Border writings. Cultural connexions in the margins of the literature
The dispute between the literary task and the mode of knowledge of the human sciences (especially sociology), clearly initiated at the end of the 19th century, remains alive if we think of the proximities, similarities and differences between one and the other. If at first the human sciences vacillated between a scientist orientation, ready to seek models in the natural sciences, and a hermeneutic attitude that brought them closer to literary studies, from the 1980s onwards, anthropology, especially American anthropology, deliberately sought out literary theory as a source of interlocution to reflect on ethnographic texts. A dialogue was thus established between ethnographic experience and narratives that seek to analyse and interpret the "facts".

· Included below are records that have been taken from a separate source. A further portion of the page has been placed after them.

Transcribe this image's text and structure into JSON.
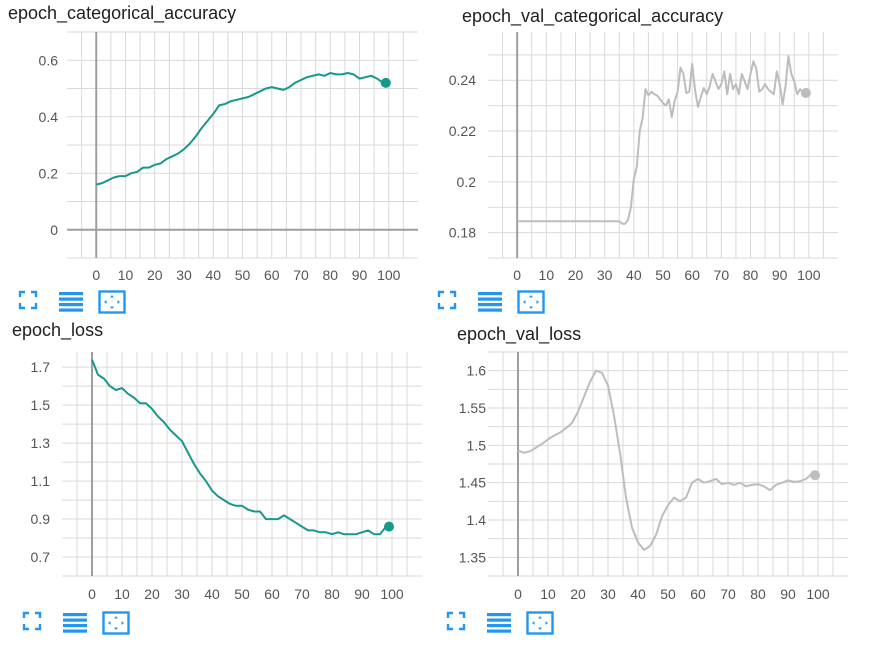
{
  "colors": {
    "train": "#16998a",
    "val": "#bdbdbd",
    "grid": "#d9d9d9",
    "axis": "#9e9e9e",
    "icon": "#2196f3"
  },
  "toolbar": {
    "icons": [
      "fullscreen-icon",
      "list-icon",
      "fit-domain-icon"
    ]
  },
  "chart_data": [
    {
      "type": "line",
      "title": "epoch_categorical_accuracy",
      "x_ticks": [
        0,
        10,
        20,
        30,
        40,
        50,
        60,
        70,
        80,
        90,
        100
      ],
      "y_ticks": [
        "0",
        "0.2",
        "0.4",
        "0.6"
      ],
      "xlim": [
        -10,
        110
      ],
      "ylim": [
        -0.1,
        0.7
      ],
      "grid": true,
      "series": [
        {
          "color": "#16998a",
          "x": [
            0,
            2,
            4,
            6,
            8,
            10,
            12,
            14,
            16,
            18,
            20,
            22,
            24,
            26,
            28,
            30,
            32,
            34,
            36,
            38,
            40,
            42,
            44,
            46,
            48,
            50,
            52,
            54,
            56,
            58,
            60,
            62,
            64,
            66,
            68,
            70,
            72,
            74,
            76,
            78,
            80,
            82,
            84,
            86,
            88,
            90,
            92,
            94,
            96,
            98,
            99
          ],
          "y": [
            0.16,
            0.165,
            0.175,
            0.185,
            0.19,
            0.19,
            0.2,
            0.205,
            0.22,
            0.22,
            0.23,
            0.235,
            0.25,
            0.26,
            0.27,
            0.285,
            0.305,
            0.33,
            0.36,
            0.385,
            0.41,
            0.44,
            0.445,
            0.455,
            0.46,
            0.465,
            0.47,
            0.48,
            0.49,
            0.5,
            0.505,
            0.5,
            0.495,
            0.505,
            0.52,
            0.53,
            0.54,
            0.545,
            0.55,
            0.545,
            0.555,
            0.55,
            0.55,
            0.555,
            0.55,
            0.535,
            0.54,
            0.545,
            0.535,
            0.52,
            0.52
          ]
        }
      ]
    },
    {
      "type": "line",
      "title": "epoch_val_categorical_accuracy",
      "x_ticks": [
        0,
        10,
        20,
        30,
        40,
        50,
        60,
        70,
        80,
        90,
        100
      ],
      "y_ticks": [
        "0.18",
        "0.2",
        "0.22",
        "0.24"
      ],
      "xlim": [
        -10,
        110
      ],
      "ylim": [
        0.17,
        0.259
      ],
      "grid": true,
      "series": [
        {
          "color": "#bdbdbd",
          "x": [
            0,
            5,
            10,
            15,
            20,
            25,
            30,
            35,
            36,
            37,
            38,
            39,
            40,
            41,
            42,
            43,
            44,
            45,
            46,
            47,
            48,
            49,
            50,
            51,
            52,
            53,
            54,
            55,
            56,
            57,
            58,
            59,
            60,
            61,
            62,
            63,
            64,
            65,
            66,
            67,
            68,
            69,
            70,
            71,
            72,
            73,
            74,
            75,
            76,
            77,
            78,
            79,
            80,
            81,
            82,
            83,
            84,
            85,
            86,
            87,
            88,
            89,
            90,
            91,
            92,
            93,
            94,
            95,
            96,
            97,
            98,
            99
          ],
          "y": [
            0.1845,
            0.1845,
            0.1845,
            0.1845,
            0.1845,
            0.1845,
            0.1845,
            0.1845,
            0.1835,
            0.1835,
            0.185,
            0.19,
            0.201,
            0.206,
            0.22,
            0.225,
            0.2365,
            0.234,
            0.2355,
            0.2345,
            0.234,
            0.2325,
            0.231,
            0.23,
            0.2325,
            0.2255,
            0.232,
            0.2355,
            0.245,
            0.2425,
            0.235,
            0.2355,
            0.2465,
            0.236,
            0.2295,
            0.2335,
            0.237,
            0.2345,
            0.2375,
            0.2425,
            0.2395,
            0.2365,
            0.2385,
            0.2435,
            0.2345,
            0.2425,
            0.2365,
            0.2385,
            0.2345,
            0.2425,
            0.2395,
            0.2365,
            0.2425,
            0.2475,
            0.2445,
            0.2355,
            0.2365,
            0.2385,
            0.2365,
            0.2355,
            0.2345,
            0.2435,
            0.2385,
            0.2305,
            0.2375,
            0.2495,
            0.2425,
            0.2395,
            0.2345,
            0.2365,
            0.235,
            0.235
          ]
        }
      ]
    },
    {
      "type": "line",
      "title": "epoch_loss",
      "x_ticks": [
        0,
        10,
        20,
        30,
        40,
        50,
        60,
        70,
        80,
        90,
        100
      ],
      "y_ticks": [
        "0.7",
        "0.9",
        "1.1",
        "1.3",
        "1.5",
        "1.7"
      ],
      "xlim": [
        -10,
        110
      ],
      "ylim": [
        0.6,
        1.78
      ],
      "grid": true,
      "series": [
        {
          "color": "#16998a",
          "x": [
            0,
            2,
            4,
            6,
            8,
            10,
            12,
            14,
            16,
            18,
            20,
            22,
            24,
            26,
            28,
            30,
            32,
            34,
            36,
            38,
            40,
            42,
            44,
            46,
            48,
            50,
            52,
            54,
            56,
            58,
            60,
            62,
            64,
            66,
            68,
            70,
            72,
            74,
            76,
            78,
            80,
            82,
            84,
            86,
            88,
            90,
            92,
            94,
            96,
            98,
            99
          ],
          "y": [
            1.74,
            1.66,
            1.64,
            1.6,
            1.58,
            1.59,
            1.56,
            1.54,
            1.51,
            1.51,
            1.48,
            1.44,
            1.41,
            1.37,
            1.34,
            1.31,
            1.25,
            1.19,
            1.14,
            1.1,
            1.05,
            1.02,
            1.0,
            0.98,
            0.97,
            0.97,
            0.95,
            0.94,
            0.94,
            0.9,
            0.9,
            0.9,
            0.92,
            0.9,
            0.88,
            0.86,
            0.84,
            0.84,
            0.83,
            0.83,
            0.82,
            0.83,
            0.82,
            0.82,
            0.82,
            0.83,
            0.84,
            0.82,
            0.82,
            0.86,
            0.86
          ]
        }
      ]
    },
    {
      "type": "line",
      "title": "epoch_val_loss",
      "x_ticks": [
        0,
        10,
        20,
        30,
        40,
        50,
        60,
        70,
        80,
        90,
        100
      ],
      "y_ticks": [
        "1.35",
        "1.4",
        "1.45",
        "1.5",
        "1.55",
        "1.6"
      ],
      "xlim": [
        -10,
        110
      ],
      "ylim": [
        1.325,
        1.625
      ],
      "grid": true,
      "series": [
        {
          "color": "#bdbdbd",
          "x": [
            0,
            2,
            4,
            6,
            8,
            10,
            12,
            14,
            16,
            18,
            20,
            22,
            24,
            26,
            28,
            30,
            32,
            34,
            36,
            38,
            40,
            42,
            44,
            46,
            48,
            50,
            52,
            54,
            56,
            58,
            60,
            62,
            64,
            66,
            68,
            70,
            72,
            74,
            76,
            78,
            80,
            82,
            84,
            86,
            88,
            90,
            92,
            94,
            96,
            98,
            99
          ],
          "y": [
            1.493,
            1.49,
            1.492,
            1.497,
            1.502,
            1.508,
            1.513,
            1.517,
            1.523,
            1.53,
            1.545,
            1.565,
            1.585,
            1.6,
            1.597,
            1.58,
            1.54,
            1.49,
            1.43,
            1.39,
            1.37,
            1.36,
            1.365,
            1.38,
            1.405,
            1.42,
            1.43,
            1.425,
            1.43,
            1.45,
            1.455,
            1.45,
            1.452,
            1.455,
            1.448,
            1.45,
            1.447,
            1.45,
            1.445,
            1.447,
            1.448,
            1.445,
            1.44,
            1.447,
            1.45,
            1.453,
            1.451,
            1.452,
            1.455,
            1.462,
            1.46
          ]
        }
      ]
    }
  ]
}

In the opposite direction, critics and writers set out to carry out tasks of observation and participation typical of fieldwork in social research, where theory and practice are imbricated in the artistic endeavour, with notable precedents such as the dissident surrealism of the black movement. Such an approach, by superimposing, interspersing or opposing these practices, has crucial ethical and political implications, as it directly affects the politics of the representations of otherness, as well as theoretical and methodological implications, since it challenges conventional conceptions that separate ethnographic and literary texts, etc.

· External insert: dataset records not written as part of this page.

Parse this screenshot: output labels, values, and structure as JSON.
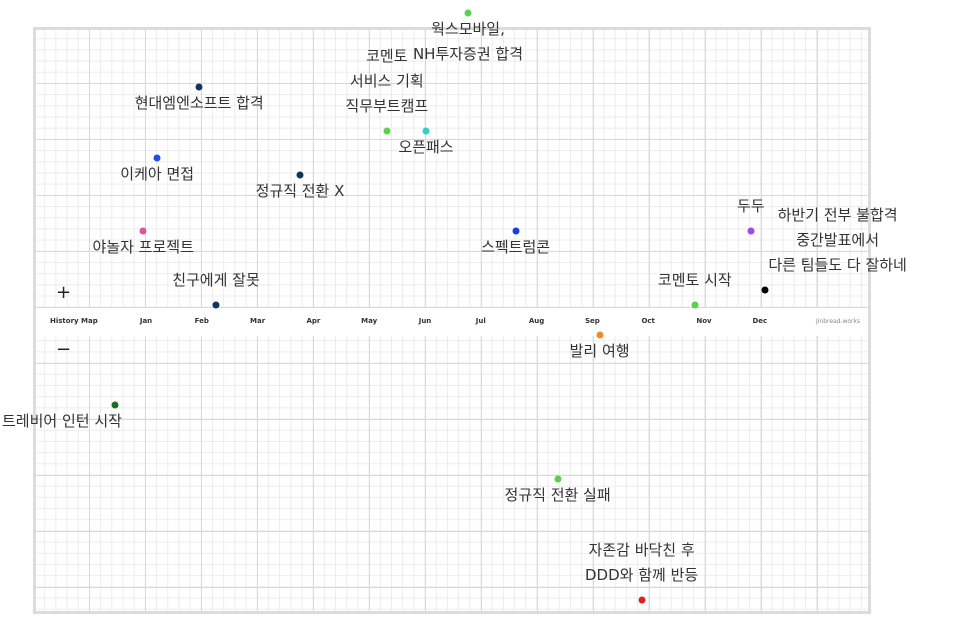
{
  "chart_data": {
    "type": "scatter",
    "title": "History Map",
    "credit": "Jinbread.works",
    "x_axis": {
      "categories": [
        "Jan",
        "Feb",
        "Mar",
        "Apr",
        "May",
        "Jun",
        "Jul",
        "Aug",
        "Sep",
        "Oct",
        "Nov",
        "Dec"
      ],
      "position": "center"
    },
    "y_axis": {
      "positive_marker": "+",
      "negative_marker": "−",
      "range": [
        -10,
        10
      ]
    },
    "grid": true,
    "points": [
      {
        "x": 1.45,
        "y": -3.4,
        "color": "#1e6b2a",
        "label_lines": [
          "트레비어 인턴 시작"
        ],
        "label_dx": -1.0
      },
      {
        "x": 1.95,
        "y": 2.5,
        "color": "#d9569a",
        "label_lines": [
          "야놀자 프로젝트"
        ]
      },
      {
        "x": 2.2,
        "y": 5.0,
        "color": "#1a55e0",
        "label_lines": [
          "이케아 면접"
        ]
      },
      {
        "x": 2.95,
        "y": 7.4,
        "color": "#10365e",
        "label_lines": [
          "현대엠엔소프트 합격"
        ]
      },
      {
        "x": 3.25,
        "y": 0.0,
        "color": "#10365e",
        "label_lines": [
          "친구에게 잘못"
        ],
        "label_above": true
      },
      {
        "x": 4.75,
        "y": 4.4,
        "color": "#10365e",
        "label_lines": [
          "정규직 전환 X"
        ]
      },
      {
        "x": 6.3,
        "y": 5.9,
        "color": "#58d14b",
        "label_lines": [
          "코멘토",
          "서비스 기획",
          "직무부트캠프"
        ],
        "label_above": true
      },
      {
        "x": 7.0,
        "y": 5.9,
        "color": "#2fd1c4",
        "label_lines": [
          "오픈패스"
        ]
      },
      {
        "x": 7.75,
        "y": 9.9,
        "color": "#58d14b",
        "label_lines": [
          "웍스모바일,",
          "NH투자증권 합격"
        ]
      },
      {
        "x": 8.6,
        "y": 2.5,
        "color": "#1a3de0",
        "label_lines": [
          "스펙트럼콘"
        ]
      },
      {
        "x": 9.35,
        "y": -5.9,
        "color": "#58d14b",
        "label_lines": [
          "정규직 전환 실패"
        ]
      },
      {
        "x": 10.1,
        "y": -1.0,
        "color": "#f08a30",
        "label_lines": [
          "발리 여행"
        ]
      },
      {
        "x": 10.85,
        "y": -10.0,
        "color": "#e02020",
        "label_lines": [
          "자존감 바닥친 후",
          "DDD와 함께 반등"
        ],
        "label_above": true
      },
      {
        "x": 11.8,
        "y": 0.0,
        "color": "#58d14b",
        "label_lines": [
          "코멘토 시작"
        ],
        "label_above": true
      },
      {
        "x": 12.8,
        "y": 2.5,
        "color": "#a548e8",
        "label_lines": [
          "두두"
        ],
        "label_above": true
      },
      {
        "x": 13.05,
        "y": 0.5,
        "color": "#000000",
        "label_lines": [
          "하반기 전부 불합격",
          "중간발표에서",
          "다른 팀들도 다 잘하네"
        ],
        "label_above": true,
        "label_dx": 1.3
      }
    ]
  }
}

In these movements of approximation, comparative literature went beyond the boundaries of its canon, opening up to non-fictional genres and written products that became of interest as representations of the diversity of social life. At first, the focus of the research was restricted to the mere reception of printed matter and manuscripts, but cultural historians and other social scientists began to value the potential of the written production of the popular classes. “Ordinary writing", almost always autobiographical, was revealed as an important object for social research, and in this turn the contributions of comparative literature became indispensable for interpreting these new objects.

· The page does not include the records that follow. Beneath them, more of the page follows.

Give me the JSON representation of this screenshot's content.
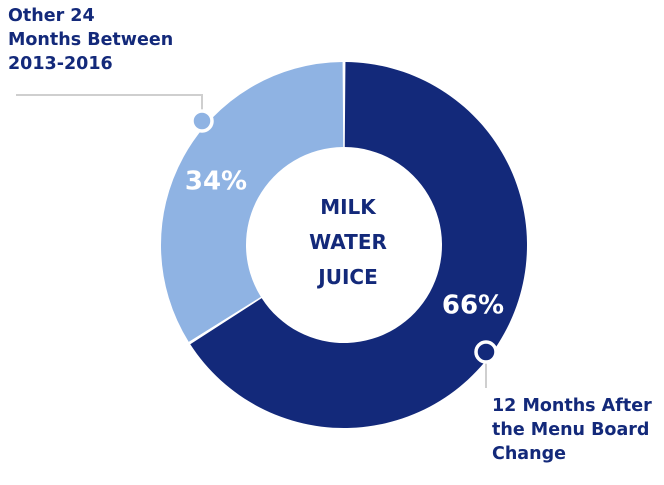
{
  "chart_data": {
    "type": "pie",
    "donut": true,
    "center_label": [
      "MILK",
      "WATER",
      "JUICE"
    ],
    "slices": [
      {
        "label_lines": [
          "12 Months After",
          "the Menu Board",
          "Change"
        ],
        "value": 66,
        "value_label": "66%",
        "color": "#13297a"
      },
      {
        "label_lines": [
          "Other 24",
          "Months Between",
          "2013-2016"
        ],
        "value": 34,
        "value_label": "34%",
        "color": "#8fb3e3"
      }
    ],
    "legend_placement": "callouts at top-left and bottom-right",
    "label_color": "#13297a"
  }
}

We believe that the empirical problems concerning these discourses, not only written but also oral, but in any case marginalized or forgotten by institutions, can be better addressed in this border zone between literary and anthropological studies. Papers on the situations in which these discourses are produced, how they are unequally constructed by different social groups in different contexts, and how we can understand them in relation to these contexts are welcome in this dossier. We also intend to welcome articles that strengthen the debate on the understanding of the uses of bordering writings, from the theoretical bases shared by comparative literature and the social sciences.